FÁBULA DE LA FAMILIA Y EL BURRO

FABULA DE LA FAMILIA Y EL BURRO

Seguro que muchos de vosotros ya conocéis esta antigua fábula. A mí me gusta mucho porque transmite de manera clara y sencilla un mensaje de conviene tener siempre presente: independientemente de cómo nos comportemos siempre seremos criticados por alguien.

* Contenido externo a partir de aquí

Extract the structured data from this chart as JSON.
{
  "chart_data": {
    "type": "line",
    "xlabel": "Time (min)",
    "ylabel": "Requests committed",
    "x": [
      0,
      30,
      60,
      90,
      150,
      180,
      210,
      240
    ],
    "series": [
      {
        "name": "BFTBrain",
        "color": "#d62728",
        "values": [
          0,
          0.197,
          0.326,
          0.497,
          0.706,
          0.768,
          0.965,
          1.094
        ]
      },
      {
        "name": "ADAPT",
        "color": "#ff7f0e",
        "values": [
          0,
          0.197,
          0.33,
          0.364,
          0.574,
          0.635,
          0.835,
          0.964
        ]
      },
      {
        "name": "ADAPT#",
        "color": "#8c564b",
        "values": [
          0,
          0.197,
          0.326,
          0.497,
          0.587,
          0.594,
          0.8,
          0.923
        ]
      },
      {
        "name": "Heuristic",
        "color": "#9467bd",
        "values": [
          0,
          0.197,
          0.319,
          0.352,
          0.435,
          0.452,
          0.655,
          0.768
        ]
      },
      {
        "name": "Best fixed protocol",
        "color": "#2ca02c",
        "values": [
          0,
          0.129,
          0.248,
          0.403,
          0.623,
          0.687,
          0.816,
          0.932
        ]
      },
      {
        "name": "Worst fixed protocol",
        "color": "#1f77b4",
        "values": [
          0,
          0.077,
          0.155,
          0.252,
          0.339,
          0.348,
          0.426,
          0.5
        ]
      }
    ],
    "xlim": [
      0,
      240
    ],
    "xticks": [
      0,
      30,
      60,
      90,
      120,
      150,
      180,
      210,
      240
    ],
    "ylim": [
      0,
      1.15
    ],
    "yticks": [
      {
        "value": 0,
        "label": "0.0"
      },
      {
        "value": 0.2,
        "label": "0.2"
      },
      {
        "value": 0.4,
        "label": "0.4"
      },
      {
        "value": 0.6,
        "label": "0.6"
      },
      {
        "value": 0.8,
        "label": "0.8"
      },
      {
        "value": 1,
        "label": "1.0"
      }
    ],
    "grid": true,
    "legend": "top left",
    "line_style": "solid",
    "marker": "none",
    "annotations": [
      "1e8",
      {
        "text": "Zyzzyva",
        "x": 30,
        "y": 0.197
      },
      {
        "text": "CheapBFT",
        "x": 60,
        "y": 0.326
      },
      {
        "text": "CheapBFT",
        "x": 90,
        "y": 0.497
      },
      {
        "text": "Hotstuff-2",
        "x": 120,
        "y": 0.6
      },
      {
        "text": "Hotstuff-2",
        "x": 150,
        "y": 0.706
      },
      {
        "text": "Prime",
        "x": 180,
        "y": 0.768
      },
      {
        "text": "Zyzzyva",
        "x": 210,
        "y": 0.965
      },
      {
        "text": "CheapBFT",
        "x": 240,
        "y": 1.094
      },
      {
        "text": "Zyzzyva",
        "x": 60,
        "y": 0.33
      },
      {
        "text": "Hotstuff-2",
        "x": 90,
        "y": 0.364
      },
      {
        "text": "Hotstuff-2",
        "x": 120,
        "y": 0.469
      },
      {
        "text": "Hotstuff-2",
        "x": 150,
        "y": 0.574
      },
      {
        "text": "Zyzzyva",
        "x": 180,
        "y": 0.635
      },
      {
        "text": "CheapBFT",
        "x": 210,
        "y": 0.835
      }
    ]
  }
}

Había una vez un matrimonio con un hijo de doce años y un burro. 

Decidieron viajar, trabajar y conocer el mundo. 

Así, se fueron los tres con su burro. 

Al pasar por el primer pueblo, la gente comentaba:
“Mira ese chico mal educado; él arriba del burro y los pobres padres, ya grandes, llevándolo de las riendas”.

Entonces, la mujer le dijo a su esposo:
– No permitamos que la gente hable mal del niño.

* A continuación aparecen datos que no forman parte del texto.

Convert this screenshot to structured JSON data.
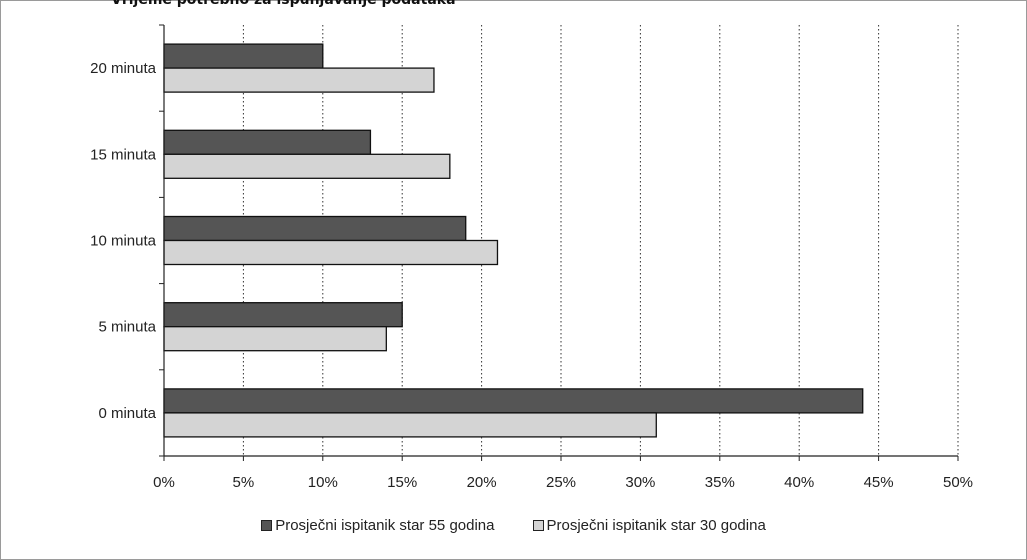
{
  "title_fragment": "Vrijeme potrebno za ispunjavanje podataka",
  "chart_data": {
    "type": "bar",
    "orientation": "horizontal",
    "categories": [
      "0 minuta",
      "5 minuta",
      "10 minuta",
      "15 minuta",
      "20 minuta"
    ],
    "series": [
      {
        "name": "Prosječni ispitanik star 55 godina",
        "color": "#555555",
        "values": [
          44,
          15,
          19,
          13,
          10
        ]
      },
      {
        "name": "Prosječni ispitanik star 30 godina",
        "color": "#d4d4d4",
        "values": [
          31,
          14,
          21,
          18,
          17
        ]
      }
    ],
    "x_ticks": [
      "0%",
      "5%",
      "10%",
      "15%",
      "20%",
      "25%",
      "30%",
      "35%",
      "40%",
      "45%",
      "50%"
    ],
    "xlim": [
      0,
      50
    ],
    "grid": "vertical dotted",
    "legend_position": "bottom"
  }
}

El esposo lo bajó, y se subió él.

Al llegar al segundo pueblo, la gente murmuraba:
“Mira qué sinvergüenza ese tipo; deja que la criatura y la pobre mujer tiren del burro, mientras él va muy cómodo encima”.

Entonces, tomaron la decisión de subirla a ella al burro, mientras padre e hijo tiraban de las riendas.

Al pasar por el tercer pueblo, la gente comentaba:
“Pobre hombre, después de trabajar todo el día, debe llevar a la mujer sobre el burro… ¡Y pobre del hijo, qué le espera con esa madre!”

Se pusieron de acuerdo y decidieron subir los tres al burro para continuar su peregrinaje.

Al llegar al pueblo siguiente, escucharon que los pobladores decían:
“Son unas bestias, más bestias que el burro que los lleva… ¡Van a partirle la columna!”

Por último, decidieron bajarse los tres y caminar junto al burro.

Pero al pasar por el pueblo siguiente no podían creer lo que las voces decían sonrientes:
“Mira a esos tres idiotas: caminan, cuando tienen un burro que podría llevarlos”. 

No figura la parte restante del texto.